The first thing I would do is abandon the idea that there's such a thing as Objectively Good Code. Know your audience. Are they going to understand the pattern you're using? The variable name? The domain term? Have they used Yoda Conditions for so long that normal conditionals are genuinely more difficult to parse?

Read-only refactoring

An interesting technique Arlo presented in his talk (mentioned above) is using refactoring as a tool to help understand the code while you read it[2]. Let's say you're given a task that is going to involve changing the behavior of some area of the code. Since tools like IntelliJ have very trustworthy refactoring tools, you're very unlikely to introduce a defect simply by reorganizing/renaming some code.

The workflow he described was something like:

  1. Apply refactorings to help you understand the code
  2. Commit as often as you'd like (with the word "refactor" somewhere in your commit message)
  3. Repeat steps 1 and 2 until you understand the code enough to make the change you came to do
  4. Write a test (you are practicing TDD, right?), watch it fail
  5. Make your test pass
  6. Refactor as makes sense
  7. Commit the behavior-changing code independent of any refactoring code

If you're isolating your refactor commits and trust your tool to refactor without introducing defects, you might feel comfortable foregoing code review (if that's a thing you do) for those commits. That allows you to focus your review efforts on the stuff that really matters: the new test and subsequent behavior change.

Most importantly...

Are you pairing? Is your code being reviewed by your team or someone on it? The single most important thing is getting out of your head and figuratively getting into your teammates' - getting exposure to the people who work in your code. Know your audience. What is the simplest code you can write that expresses your intent? What are some shared vocabularies or shared experiences that will help make your intent more clear?

Conclusion

Refactoring is for clarity. If you find yourself refactoring "because you found duplication" or for any other reason besides clarity, take a step back and reflect: am I leaving the code in a more understandable state than before?

Also I am super interested in feedback on this article. Feel free to reach out to me and tell me how much you agree with me and how handsome I am.
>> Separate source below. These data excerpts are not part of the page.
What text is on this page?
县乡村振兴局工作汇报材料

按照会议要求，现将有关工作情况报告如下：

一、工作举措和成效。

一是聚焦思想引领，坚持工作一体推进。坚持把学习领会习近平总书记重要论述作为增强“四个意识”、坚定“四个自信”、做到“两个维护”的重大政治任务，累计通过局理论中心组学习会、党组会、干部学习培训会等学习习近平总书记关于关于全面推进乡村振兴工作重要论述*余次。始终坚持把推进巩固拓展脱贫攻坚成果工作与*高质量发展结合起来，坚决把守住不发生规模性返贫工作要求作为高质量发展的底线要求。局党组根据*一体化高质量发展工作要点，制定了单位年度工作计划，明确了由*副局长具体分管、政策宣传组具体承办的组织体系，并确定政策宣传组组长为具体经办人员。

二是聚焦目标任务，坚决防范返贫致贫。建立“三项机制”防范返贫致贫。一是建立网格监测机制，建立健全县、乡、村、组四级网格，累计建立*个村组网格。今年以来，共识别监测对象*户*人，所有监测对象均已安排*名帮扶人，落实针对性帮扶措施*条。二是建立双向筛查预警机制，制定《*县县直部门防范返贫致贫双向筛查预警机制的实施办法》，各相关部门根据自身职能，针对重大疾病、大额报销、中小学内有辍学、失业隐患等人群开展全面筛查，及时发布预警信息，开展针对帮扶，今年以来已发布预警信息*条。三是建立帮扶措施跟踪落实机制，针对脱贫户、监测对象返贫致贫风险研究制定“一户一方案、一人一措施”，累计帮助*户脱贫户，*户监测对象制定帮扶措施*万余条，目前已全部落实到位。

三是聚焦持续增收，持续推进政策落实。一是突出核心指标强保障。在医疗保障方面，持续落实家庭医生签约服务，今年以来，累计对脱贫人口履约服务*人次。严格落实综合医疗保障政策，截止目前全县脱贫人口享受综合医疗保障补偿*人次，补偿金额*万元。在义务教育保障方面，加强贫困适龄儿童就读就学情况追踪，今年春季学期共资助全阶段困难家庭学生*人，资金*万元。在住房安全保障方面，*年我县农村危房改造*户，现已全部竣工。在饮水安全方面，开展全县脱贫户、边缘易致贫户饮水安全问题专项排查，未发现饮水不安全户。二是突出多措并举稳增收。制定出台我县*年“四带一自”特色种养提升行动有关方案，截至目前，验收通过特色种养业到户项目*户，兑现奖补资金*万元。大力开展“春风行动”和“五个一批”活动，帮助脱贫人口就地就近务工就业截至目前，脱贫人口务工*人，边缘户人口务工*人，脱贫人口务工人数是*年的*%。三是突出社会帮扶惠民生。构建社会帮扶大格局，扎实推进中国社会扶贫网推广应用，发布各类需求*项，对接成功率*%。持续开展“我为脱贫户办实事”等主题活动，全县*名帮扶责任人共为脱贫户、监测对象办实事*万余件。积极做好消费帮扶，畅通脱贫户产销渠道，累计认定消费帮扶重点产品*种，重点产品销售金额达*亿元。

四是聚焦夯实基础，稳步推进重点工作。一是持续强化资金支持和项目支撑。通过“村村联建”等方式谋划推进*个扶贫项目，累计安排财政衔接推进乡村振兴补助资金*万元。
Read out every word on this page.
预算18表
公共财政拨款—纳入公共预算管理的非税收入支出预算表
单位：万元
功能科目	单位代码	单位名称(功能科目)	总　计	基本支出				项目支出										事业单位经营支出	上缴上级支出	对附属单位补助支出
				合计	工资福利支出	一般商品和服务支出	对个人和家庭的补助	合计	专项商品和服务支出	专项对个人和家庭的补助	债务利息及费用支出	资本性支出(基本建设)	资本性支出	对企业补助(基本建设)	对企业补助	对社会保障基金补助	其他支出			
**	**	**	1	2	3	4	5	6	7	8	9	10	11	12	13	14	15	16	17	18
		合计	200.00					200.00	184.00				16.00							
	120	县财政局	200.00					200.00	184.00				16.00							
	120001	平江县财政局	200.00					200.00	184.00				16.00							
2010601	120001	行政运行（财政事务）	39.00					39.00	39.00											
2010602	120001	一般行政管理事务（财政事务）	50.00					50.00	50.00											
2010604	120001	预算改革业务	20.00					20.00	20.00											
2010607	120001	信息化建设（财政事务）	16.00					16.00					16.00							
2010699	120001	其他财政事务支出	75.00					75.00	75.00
  1. Brian has since let me know that, in his book Refactoring, Martin Fowler writes "Any fool can write code that a computer can understand. Good programmers write code that humans can understand". Further, in Structure and Interpretation of Computer Programs, Sussman writes in the foreword: "programs must be written for people to read, and only incidentally for machines to execute". ↩︎

  2. Incidentally, Arlo has a fantastic blog series on naming as a process which is worth a read. ↩︎